A lower court had sentenced Chung in February to three years for embezzling the equivalent of more than US$100 million (€73 million) in company money to set up a slush fund. Prosecutors say much of the fund was used to pay lobbyists to gain government favors and for personal use.
Presiding Judge Lee Jae-hong told the packed courtroom that Hyundai has great influence over the nation's economy and Chung, its hands-on leader, is the symbol of the company.
"I am also a citizen of the Republic of Korea," Lee said. "I was unwilling to engage in a gamble that would put the nation's economy at risk."

Chung, free on bail after spending two months in jail for questioning after his arrest in April last year, has been actively running Hyundai, which has ambitions to become the work's fifth-largest automaker by 2010.
Lee struggled with the decision, originally set for July 10, and postponed it twice, saying the court needed more time. He said he sought the views of various people, including other judges, prosecutors, lawyers, journalists and "even taxi drivers and restaurant employees."
In his appeal, Chung asked the court to be allowed to avoid prison to devote his energies to South Korea's biggest automaker to contribute to the country's economy.
Prosecutors sought a six-year prison term, the same as their original demand, saying the original decision was not harsh enough for the crime.

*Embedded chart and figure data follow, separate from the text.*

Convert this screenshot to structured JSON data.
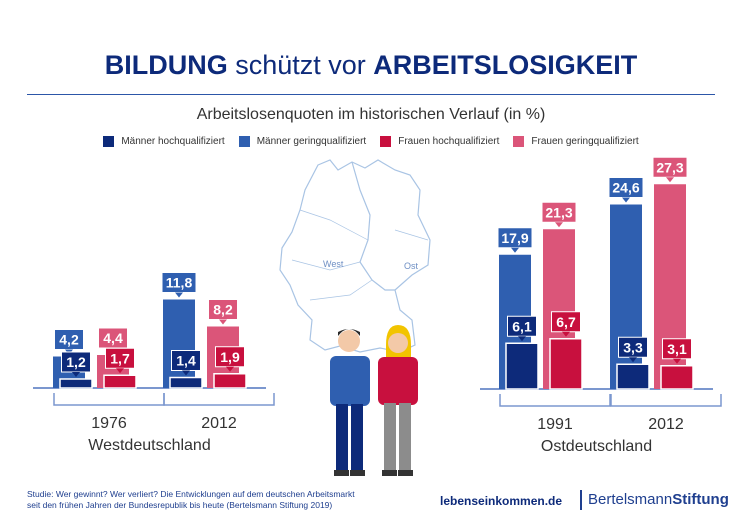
{
  "title": {
    "part1": "BILDUNG",
    "part2": " schützt vor ",
    "part3": "ARBEITSLOSIGKEIT"
  },
  "subtitle": "Arbeitslosenquoten im historischen Verlauf (in %)",
  "legend": [
    {
      "label": "Männer hochqualifiziert",
      "color": "#0d2a7a"
    },
    {
      "label": "Männer geringqualifiziert",
      "color": "#2f5fb0"
    },
    {
      "label": "Frauen hochqualifiziert",
      "color": "#c8103e"
    },
    {
      "label": "Frauen geringqualifiziert",
      "color": "#db5579"
    }
  ],
  "map": {
    "west": "West",
    "ost": "Ost"
  },
  "chart_data": [
    {
      "type": "bar",
      "region": "Westdeutschland",
      "categories": [
        "1976",
        "2012"
      ],
      "series": [
        {
          "name": "Männer geringqualifiziert",
          "values": [
            4.2,
            11.8
          ],
          "labels": [
            "4,2",
            "11,8"
          ]
        },
        {
          "name": "Männer hochqualifiziert",
          "values": [
            1.2,
            1.4
          ],
          "labels": [
            "1,2",
            "1,4"
          ]
        },
        {
          "name": "Frauen geringqualifiziert",
          "values": [
            4.4,
            8.2
          ],
          "labels": [
            "4,4",
            "8,2"
          ]
        },
        {
          "name": "Frauen hochqualifiziert",
          "values": [
            1.7,
            1.9
          ],
          "labels": [
            "1,7",
            "1,9"
          ]
        }
      ],
      "ylabel": "%"
    },
    {
      "type": "bar",
      "region": "Ostdeutschland",
      "categories": [
        "1991",
        "2012"
      ],
      "series": [
        {
          "name": "Männer geringqualifiziert",
          "values": [
            17.9,
            24.6
          ],
          "labels": [
            "17,9",
            "24,6"
          ]
        },
        {
          "name": "Männer hochqualifiziert",
          "values": [
            6.1,
            3.3
          ],
          "labels": [
            "6,1",
            "3,3"
          ]
        },
        {
          "name": "Frauen geringqualifiziert",
          "values": [
            21.3,
            27.3
          ],
          "labels": [
            "21,3",
            "27,3"
          ]
        },
        {
          "name": "Frauen hochqualifiziert",
          "values": [
            6.7,
            3.1
          ],
          "labels": [
            "6,7",
            "3,1"
          ]
        }
      ],
      "ylabel": "%"
    }
  ],
  "footer": {
    "study1": "Studie: Wer gewinnt? Wer verliert? Die Entwicklungen auf dem deutschen Arbeitsmarkt",
    "study2": "seit den frühen Jahren der Bundesrepublik bis heute (Bertelsmann Stiftung 2019)",
    "site": "lebenseinkommen.de",
    "brand1": "Bertelsmann",
    "brand2": "Stiftung"
  }
}
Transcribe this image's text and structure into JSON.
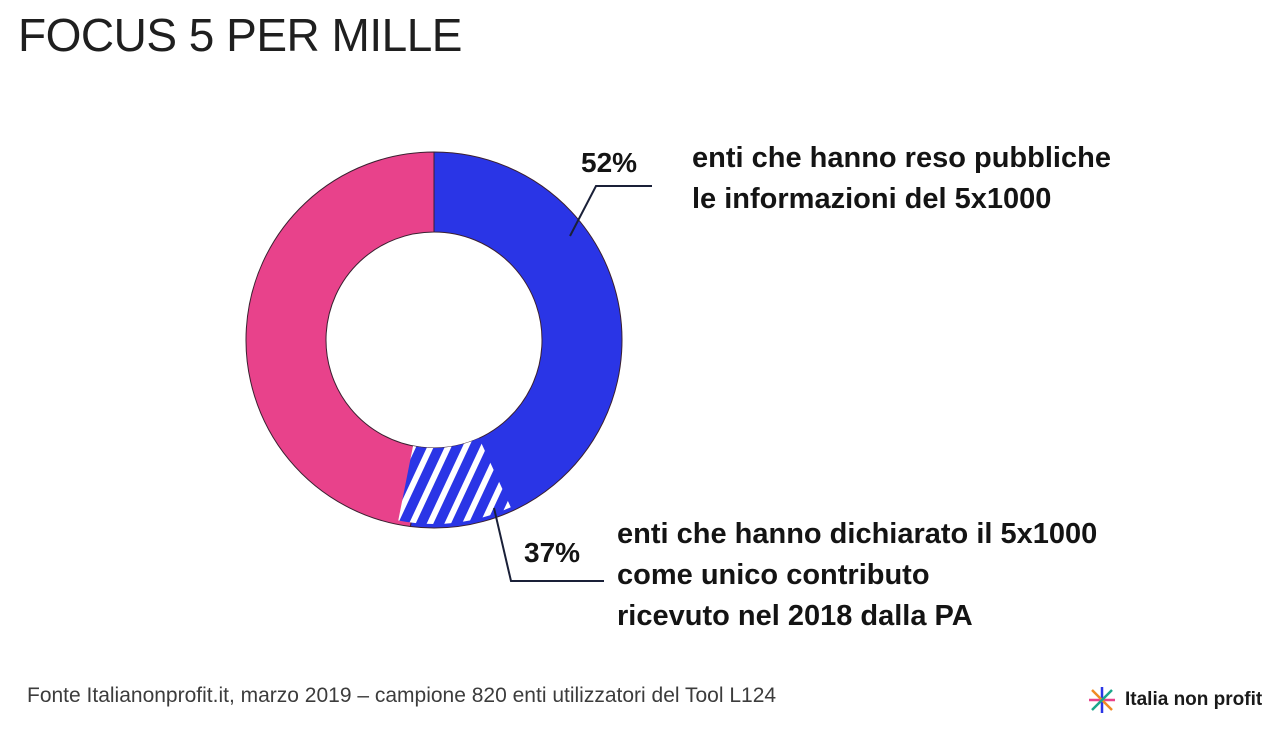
{
  "title": "FOCUS 5 PER MILLE",
  "colors": {
    "blue": "#2a35e6",
    "pink": "#e8428b",
    "stripe": "#ffffff",
    "leader": "#1a2038"
  },
  "chart_data": {
    "type": "pie",
    "style": "donut",
    "slices": [
      {
        "value": 52,
        "label": "52%",
        "description_lines": [
          "enti che hanno reso pubbliche",
          "le informazioni del 5x1000"
        ],
        "fill": "blue"
      },
      {
        "value": 48,
        "label": "",
        "fill": "pink"
      }
    ],
    "highlight": {
      "value": 37,
      "label": "37%",
      "description_lines": [
        "enti che hanno dichiarato il 5x1000",
        "come unico contributo",
        "ricevuto nel 2018 dalla PA"
      ],
      "fill": "blue-with-white-hatching"
    }
  },
  "footer": {
    "source": "Fonte Italianonprofit.it, marzo 2019 – campione 820 enti utilizzatori del Tool L124",
    "logo_text": "Italia non profit"
  }
}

The court also ordered Chung to fulfill a promise he made last year to donate 1 trillion won (US$1.1 billion; €780 million) of his personal assets to society and told him to do community service.
It was not immediately clear whether prosecutors planned to appeal to the Supreme Court. A lawyer for Chung said earlier Thursday that the top court only hears cases involving guilt or innocence, suggesting that an appeal regarding the sentencing would be unlikely.
Kim Kyung-soo, a spokesman for the Supreme Public Prosecutors' Office, said Chung remains guilty.
"It's not that he was found innocent," Kim said. "Therefore, it is not appropriate for us to comment on the weight of the sentence."
Chung has pushed Hyundai Motor to expand aggressively overseas, building factories in China, India, Turkey and the United States, with another one currently under construction in the Czech Republic.
Hyundai Motor affiliate Kia Motors Corp. has done the same, manufacturing cars in China and Slovakia and building another plant in the U.S. state of Georgia, near Hyundai Motor's factory in Alabama.
Last year, Hyundai and Kia accounted for about 72 percent of South Korea's automobile exports. Autos account for 13 percent of the country's total exports.
Hyundai welcomed the decision.
"We can now devote our full energies to addressing the numerous challenges that face us and building a global brand," it said in a statement.
Analysts say Hyundai faces problems including softer sales in the United States and China and further mending troubled relations with its strike-prone labor union.
A new wage deal Hyundai struck with its unionized workers this week was a positive development but "more work needs to be done to be able to wipe rocky labor-management relations off Hyundai's list of risk factors," said Chung Sung-yob, an analyst at Daiwa Securities Korea.
The deal, which was approved by the union rank-and-file in a vote held Thursday, marked the first time in a decade that Hyundai averted a strike over annual salary negotiations.
Some in South Korea found the court's decision troubling.
Park Wan-gi, an activist with the Citizens' Coalition for Economic Justice, denounced the ruling, saying it reinforced the perception that the rich can avoid jail.
In a similar case, the Seoul High Court in 2005 suspended a three-year prison term for accounting irregularities handed to Chey Tae-won, CEO and chairman of South Korea's leading oil refiner, SK Corp., now SK Energy.